I was getting well, with no heart to recover, when the reports came of the Cadiz expedition. It was glorious summer weather, and my Lady Raleigh, whose patience was more than human with me, would have me carried to the lawn under shade of trees; and there laid on my pillows I would listen to her proud recitals of her lord’s heroic deeds.

It was on the 21st of June that the fleet entered Cadiz Harbor. My lord was on board the Water Sprite; and he had no sooner entered than he received the fire of seventeen great galleons. But as though she had been indeed spirit and not body, the Sprite went unharmed. Raleigh blew his trumpets upon them in a great blare of defiance. Near at hand lay the St. Philip and the St. Andrew, the two ships foremost in that attack on the Revenge in which the brave Sir Richard Greville had fallen. “These,” wrote he, “were the marks I shot at, being resolved to be revenged for the Revenge, or to second her with my own life.... Having no hope of my fly-boats to board, and the Earl and my Lord Thomas having both promised to second me, I laid out a way by the side of the Philip to shake hands with her, for with the wind we could not get aboard; which when she and the rest perceived they all let slip and ran aground, tumbling into the sea heaps of soldiers as thick as if coals had been poured out of a sack in many parts at once, some drowned and some sticking in the mud. The Philip burned itself, the St. Andrew and the St. Matthew were recovered by our boats ere they could get out to fire them. The spectacle was very lamentable, for many drowned themselves; many, half-burned, leaped into the water; very many hanging by the rope’s end by the ship’s side, under the water even to the lips; many swimming with grievous wounds, and withal so huge a fire and so great a tearing of ordnance in the great Philip and the rest, when the fire came to them, as if a man had a desire to see Hell itself it was there most lively figured. Ourselves spared the lives of all after the victory, but the Flemings, who did little or nothing in the fight, used merciless slaughter, till they were by myself, and afterwards by the Lord Admiral, beaten off.”

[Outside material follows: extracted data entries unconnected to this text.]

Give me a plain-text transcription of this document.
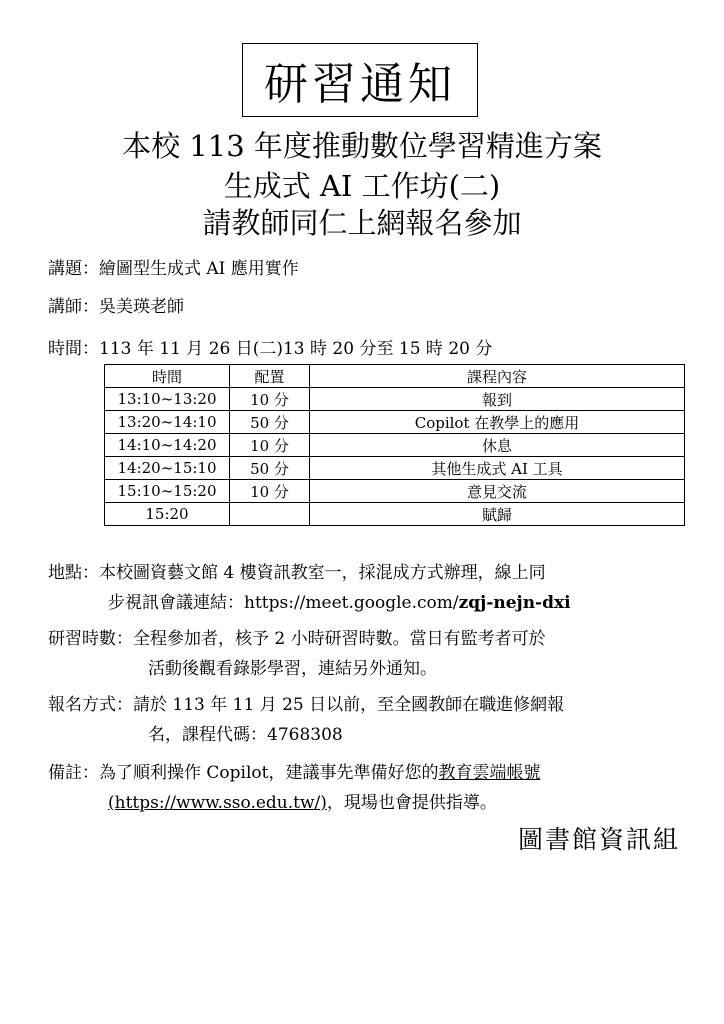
研習通知
本校 113 年度推動數位學習精進方案
生成式 AI 工作坊(二)
請教師同仁上網報名參加
講題：繪圖型生成式 AI 應用實作
講師：吳美瑛老師
時間：113 年 11 月 26 日(二)13 時 20 分至 15 時 20 分
時間	配置	課程內容
13:10~13:20	10 分	報到
13:20~14:10	50 分	Copilot 在教學上的應用
14:10~14:20	10 分	休息
14:20~15:10	50 分	其他生成式 AI 工具
15:10~15:20	10 分	意見交流
15:20		賦歸
地點：本校圖資藝文館 4 樓資訊教室一，採混成方式辦理，線上同
步視訊會議連結：https://meet.google.com/zqj-nejn-dxi
研習時數：全程參加者，核予 2 小時研習時數。當日有監考者可於
活動後觀看錄影學習，連結另外通知。
報名方式：請於 113 年 11 月 25 日以前，至全國教師在職進修網報
名，課程代碼：4768308
備註：為了順利操作 Copilot，建議事先準備好您的教育雲端帳號
(https://www.sso.edu.tw/)，現場也會提供指導。
圖書館資訊組
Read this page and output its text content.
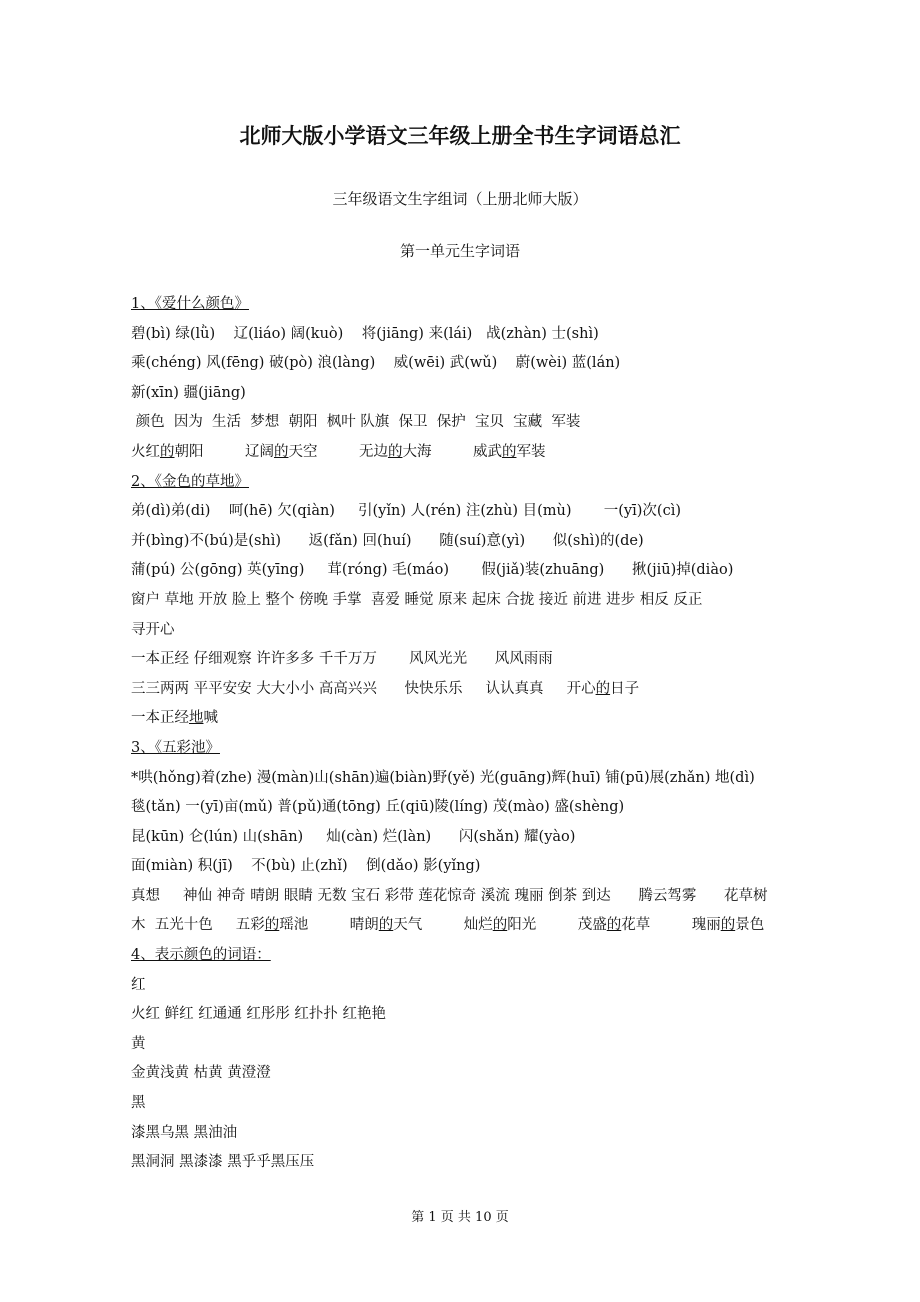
北师大版小学语文三年级上册全书生字词语总汇
三年级语文生字组词（上册北师大版）
第一单元生字词语
1、《爱什么颜色》
碧(bì) 绿(lǜ)    辽(liáo) 阔(kuò)    将(jiāng) 来(lái)   战(zhàn) 士(shì)
乘(chéng) 风(fēng) 破(pò) 浪(làng)    威(wēi) 武(wǔ)    蔚(wèi) 蓝(lán)
新(xīn) 疆(jiāng)
颜色  因为  生活  梦想  朝阳  枫叶 队旗  保卫  保护  宝贝  宝藏  军装
火红的朝阳	辽阔的天空	无边的大海	威武的军装
2、《金色的草地》
弟(dì)弟(di)    呵(hē) 欠(qiàn)     引(yǐn) 人(rén) 注(zhù) 目(mù)       一(yī)次(cì)
并(bìng)不(bú)是(shì)      返(fǎn) 回(huí)      随(suí)意(yì)      似(shì)的(de)
蒲(pú) 公(gōng) 英(yīng)     茸(róng) 毛(máo)       假(jiǎ)装(zhuāng)      揪(jiū)掉(diào)
窗户 草地 开放 脸上 整个 傍晚 手掌  喜爱 睡觉 原来 起床 合拢 接近 前进 进步 相反 反正
寻开心
一本正经 仔细观察 许许多多 千千万万       风风光光      风风雨雨
三三两两 平平安安 大大小小 高高兴兴      快快乐乐     认认真真     开心的日子
一本正经地喊
3、《五彩池》
*哄(hǒng)着(zhe) 漫(màn)山(shān)遍(biàn)野(yě) 光(guāng)辉(huī) 铺(pū)展(zhǎn) 地(dì)
毯(tǎn) 一(yī)亩(mǔ) 普(pǔ)通(tōng) 丘(qiū)陵(líng) 茂(mào) 盛(shèng)
昆(kūn) 仑(lún) 山(shān)     灿(càn) 烂(làn)      闪(shǎn) 耀(yào)
面(miàn) 积(jī)    不(bù) 止(zhǐ)    倒(dǎo) 影(yǐng)
真想     神仙 神奇 晴朗 眼睛 无数 宝石 彩带 莲花惊奇 溪流 瑰丽 倒茶 到达      腾云驾雾      花草树
木  五光十色     五彩的瑶池	晴朗的天气	灿烂的阳光	茂盛的花草	瑰丽的景色
4、表示颜色的词语：
红
火红 鲜红 红通通 红彤彤 红扑扑 红艳艳
黄
金黄浅黄 枯黄 黄澄澄
黑
漆黑乌黑 黑油油
黑洞洞 黑漆漆 黑乎乎黑压压
第 1 页 共 10 页
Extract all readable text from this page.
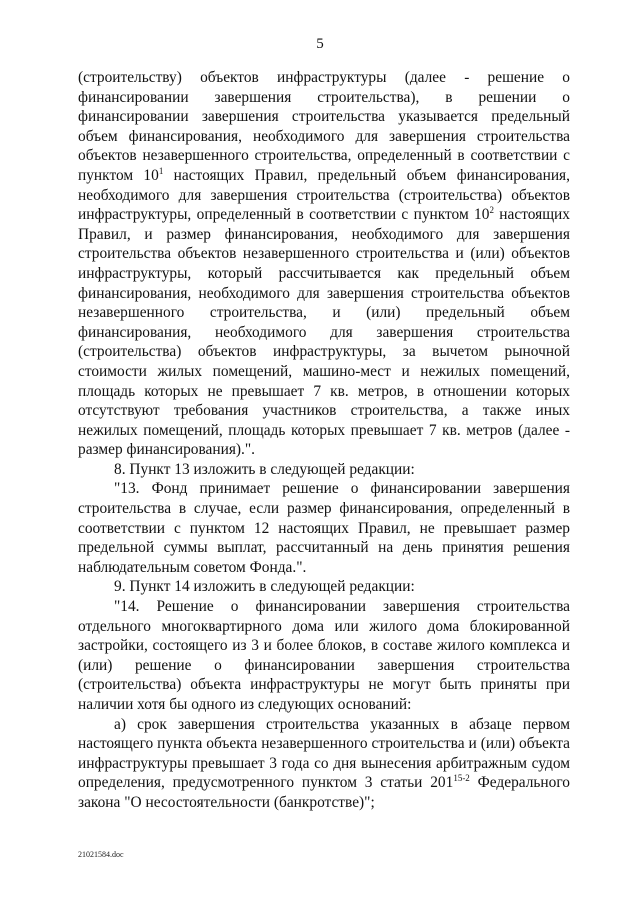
5

(строительству) объектов инфраструктуры (далее - решение о финансировании завершения строительства), в решении о финансировании завершения строительства указывается предельный объем финансирования, необходимого для завершения строительства объектов незавершенного строительства, определенный в соответствии с пунктом $10^1$ настоящих Правил, предельный объем финансирования, необходимого для завершения строительства (строительства) объектов инфраструктуры, определенный в соответствии с пунктом $10^2$ настоящих Правил, и размер финансирования, необходимого для завершения строительства объектов незавершенного строительства и (или) объектов инфраструктуры, который рассчитывается как предельный объем финансирования, необходимого для завершения строительства объектов незавершенного строительства, и (или) предельный объем финансирования, необходимого для завершения строительства (строительства) объектов инфраструктуры, за вычетом рыночной стоимости жилых помещений, машино-мест и нежилых помещений, площадь которых не превышает 7 кв. метров, в отношении которых отсутствуют требования участников строительства, а также иных нежилых помещений, площадь которых превышает 7 кв. метров (далее - размер финансирования).".

8. Пункт 13 изложить в следующей редакции:

"13. Фонд принимает решение о финансировании завершения строительства в случае, если размер финансирования, определенный в соответствии с пунктом 12 настоящих Правил, не превышает размер предельной суммы выплат, рассчитанный на день принятия решения наблюдательным советом Фонда.".

9. Пункт 14 изложить в следующей редакции:

"14. Решение о финансировании завершения строительства отдельного многоквартирного дома или жилого дома блокированной застройки, состоящего из 3 и более блоков, в составе жилого комплекса и (или) решение о финансировании завершения строительства (строительства) объекта инфраструктуры не могут быть приняты при наличии хотя бы одного из следующих оснований:

а) срок завершения строительства указанных в абзаце первом настоящего пункта объекта незавершенного строительства и (или) объекта инфраструктуры превышает 3 года со дня вынесения арбитражным судом определения, предусмотренного пунктом 3 статьи 201$^{15-2}$ Федерального закона "О несостоятельности (банкротстве)";

21021584.doc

“The poor Spaniards!” cried my Lady Raleigh with tears, even while she was proudest; but as for me, I had no heart to rejoice or to be sorry, being so marred myself, and scarce anything alive in me except my love for her lord, and even that pulsed faintly.

He came home to be hailed with such cheers and shouts by the common people as pleased the Queen but little, for she liked not to be eclipsed by a subject. Besides, the victory gave her little treasure; and she grew more and more miserly. Though my lord was glorious with wounds, she even refused to look upon him, which led me to say, as I have said often since, that the greatness of those Tudors lay chiefly in their hard usage of those who made them great. However, there was to gauge a deeper depth when the Stuart came to England’s throne.